25% to 30%: Anemic retirement accounts are very worrisome, as those accounts are vital for many retirements. Indeed, income from 401(k) accounts has been estimated to represent about 25% to 30% of overall retirement income.

4%: The “4% rule” can help you plan for retirement. It suggests that your money might last about 30 years if you withdraw just 4% in the first year and adjust for inflation in subsequent years. The rule has some significant flaws, but it’s still helpful as a rough guide. The table below, showing the initial-year withdrawals that come with various nest eggs, per the 4% rule, can help you see how insufficient even $250,000 in retirement savings might be:

Nest Egg 4% First-Year Withdrawal
$250,000 $10,000
$300,000 $12,000
$400,000 $16,000
$500,000 $20,000
$600,000 $24,000
$750,000 $30,000
$1 million $40,000


Many people underestimate Social Security

90%: According to the Social Security Administration, most elderly beneficiaries get 50% or more of their income from Social Security, while 21% of married beneficiaries and 43% of unmarried ones get fully 90% or more of their income from it.

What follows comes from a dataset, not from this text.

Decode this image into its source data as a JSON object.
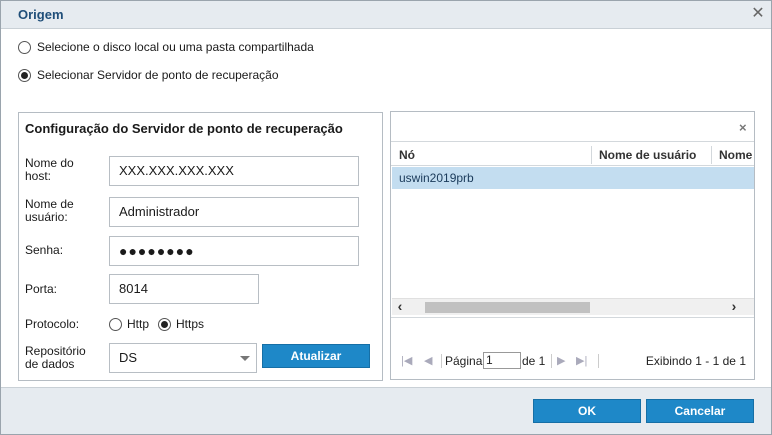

And that’s despite people not receiving huge sums from Social Security.

$1,371: The average monthly retirement benefit was recently $1,371, amounting to $16,452 per year.

$2,687: The overall maximum monthly Social Security benefit for those retiring at their full retirement age in 2017 is still just $2,687, or roughly $32,000 for the whole year.

$3,538: Those who retire at age 70 in 2017 can collect monthly checks as large as $3,538, for $42,456 per year.

2%: Benefits are increased over time to keep up with inflation, with the most recent increase (2%) announced in October to take effect in 2018.

Don’t leave your retirement to chance — and don’t let any of these statistics depress you. Plan and save effectively for retirement, and read up on helpful strategies, too. For example, there are lots of ways to boost your Social Security benefits. Simply delaying starting to collect them can beef them up by 24%.